Por fim, ele acabou conseguindo escapar desse ciclo de falta de conhecimento e punição. Depois de aprender bengali em casa, ele voltou para a escola e foi para a universidade. Agora, é aluno de doutorado na Universidade Harvard, nos Estados Unidos.
Porém, Nyeu nunca se esqueceu de seus primeiros dias na escola. Ele passa boa parte do tempo nas colinas onde cresceu, onde fundou a instituição Our Golden Hour, organização sem fins lucrativos que luta para manter o marma e vários outros idiomas vivos.
Há entre 6 mil e 7 mil línguas no mundo. No entanto, 96% são faladas por apenas 3% da população global. E 85% correm o risco de extinção, como o marma.
Assim como as palavras faladas, o sistema de escrita de cada idioma também está ameaçado. Quando falamos sobre “línguas ameaçadas”, a maioria de nós pensa na versão oral primeiro. Mas seus alfabetos podem nos dizer muito sobre as culturas de onde vieram.
Igualmente impressionante é até onde as pessoas vão para salvar sua escrita ou para inventar alfabetos totalmente novos e espalhá-los pelo mundo.
Preservação da escrita
Em agosto de 2018, a Unesco anunciou orgulhosamente que 2019 seria o ano das línguas indígenas. Ao lançar um site dedicado ao projeto, a organização alertou para a necessidade de “preservar, revitalizar e promover idiomas indígenas em todo o mundo”.
Mas enquanto muitos se concentram na palavra falada, a forma como as diferentes culturas escrevem é frequentemente ignorada. Isso pode ter a ver com a artificialidade dos alfabetos.
A linguagem é inata para todos os seres humanos, mas a escrita precisa ser criada e aprendida ativamente. Mas isso nem sempre acontece.

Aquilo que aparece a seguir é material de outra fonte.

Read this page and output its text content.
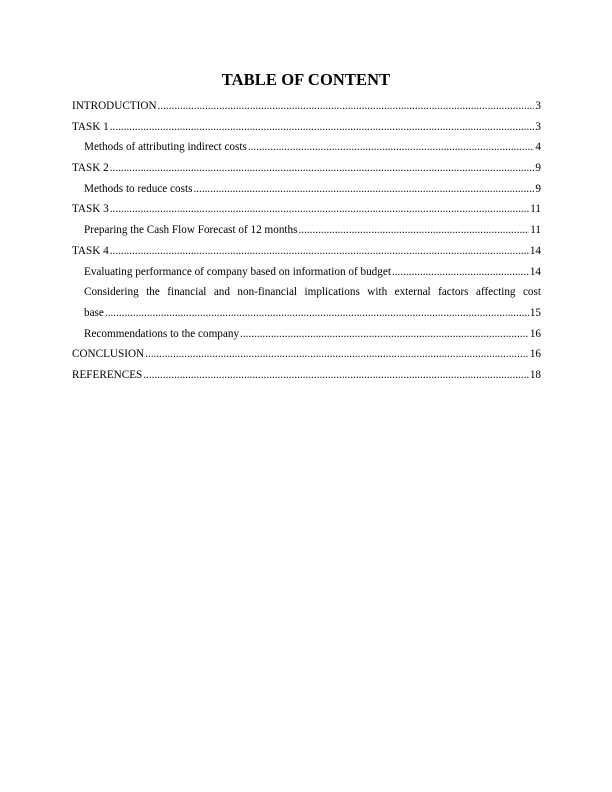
TABLE OF CONTENT
INTRODUCTION .....	3
TASK 1 .....	3
Methods of attributing indirect costs .....	4
TASK 2 .....	9
Methods to reduce costs .....	9
TASK 3 .....	11
Preparing the Cash Flow Forecast of 12 months .....	11
TASK 4 .....	14
Evaluating performance of company based on information of budget .....	14
Considering the financial and non-financial implications with external factors affecting cost
base .....	15
Recommendations to the company .....	16
CONCLUSION .....	16
REFERENCES .....	18
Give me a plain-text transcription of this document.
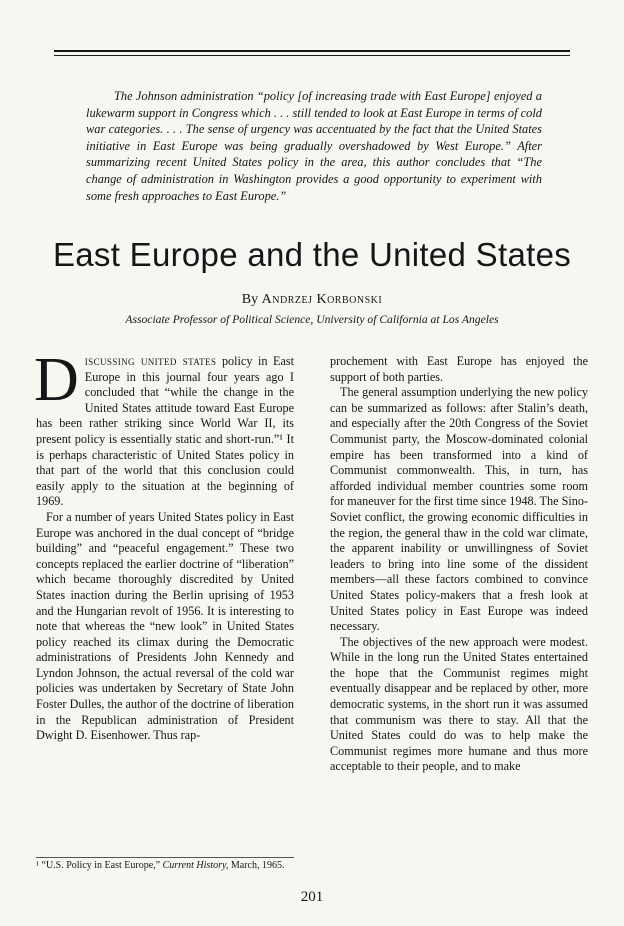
The Johnson administration “policy [of increasing trade with East Europe] enjoyed a lukewarm support in Congress which . . . still tended to look at East Europe in terms of cold war categories. . . . The sense of urgency was accentuated by the fact that the United States initiative in East Europe was being gradually overshadowed by West Europe.” After summarizing recent United States policy in the area, this author concludes that “The change of administration in Washington provides a good opportunity to experiment with some fresh approaches to East Europe.”

East Europe and the United States
By Andrzej Korbonski
Associate Professor of Political Science, University of California at Los Angeles

Discussing united states policy in East Europe in this journal four years ago I concluded that “while the change in the United States attitude toward East Europe has been rather striking since World War II, its present policy is essentially static and short-run.”¹ It is perhaps characteristic of United States policy in that part of the world that this conclusion could easily apply to the situation at the beginning of 1969.

For a number of years United States policy in East Europe was anchored in the dual concept of “bridge building” and “peaceful engagement.” These two concepts replaced the earlier doctrine of “liberation” which became thoroughly discredited by United States inaction during the Berlin uprising of 1953 and the Hungarian revolt of 1956. It is interesting to note that whereas the “new look” in United States policy reached its climax during the Democratic administrations of Presidents John Kennedy and Lyndon Johnson, the actual reversal of the cold war policies was undertaken by Secretary of State John Foster Dulles, the author of the doctrine of liberation in the Republican administration of President Dwight D. Eisenhower. Thus rap-

¹ “U.S. Policy in East Europe,” Current History, March, 1965.

prochement with East Europe has enjoyed the support of both parties.

The general assumption underlying the new policy can be summarized as follows: after Stalin’s death, and especially after the 20th Congress of the Soviet Communist party, the Moscow-dominated colonial empire has been transformed into a kind of Communist commonwealth. This, in turn, has afforded individual member countries some room for maneuver for the first time since 1948. The Sino-Soviet conflict, the growing economic difficulties in the region, the general thaw in the cold war climate, the apparent inability or unwillingness of Soviet leaders to bring into line some of the dissident members—all these factors combined to convince United States policy-makers that a fresh look at United States policy in East Europe was indeed necessary.

The objectives of the new approach were modest. While in the long run the United States entertained the hope that the Communist regimes might eventually disappear and be replaced by other, more democratic systems, in the short run it was assumed that communism was there to stay. All that the United States could do was to help make the Communist regimes more humane and thus more acceptable to their people, and to make

201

Mesmo em meados do século 19, apenas 10% dos adultos sabiam escrever, e há apenas cerca de 140 sistemas de escrita em uso hoje.
Isso pode dar a entender, diz Tim Brookes, fundador do Projeto de Alfabetos Ameaçados, que escrever parece ser menos vital para a humanidade do que falar.
“A linguística surgiu como campo de conhecimento com base na premissa de que a escrita é um subproduto acidental da linguagem oral”, explica Brookes, que também lidera o Atlas de Alfabetos Ameaçados, um banco de dados interativo de sistemas de escrita que correm perigo de extinção.
Os linguistas concordam com a avaliação de Brookes. “Os alfabetos e escritas ameaçados não recebem a mesma atenção que as línguas”, diz Sheena Shah, especialista em idiomas ameaçados da Universidade SOAS, em Londres.
Pela própria artificialidade, os alfabetos sem dúvida dizem mais sobre uma cultura do que a língua. A começar pelos caracteres.
Por exemplo, os fortes riscos dos caracteres do alfabeto das runas dão vida à Escandinávia da Idade das Trevas: cada caracter foi meticulosamente gravado em rochas. Por outro lado, sistemas de escrita complexos como o chinês só se desenvolveram após a invenção do papel.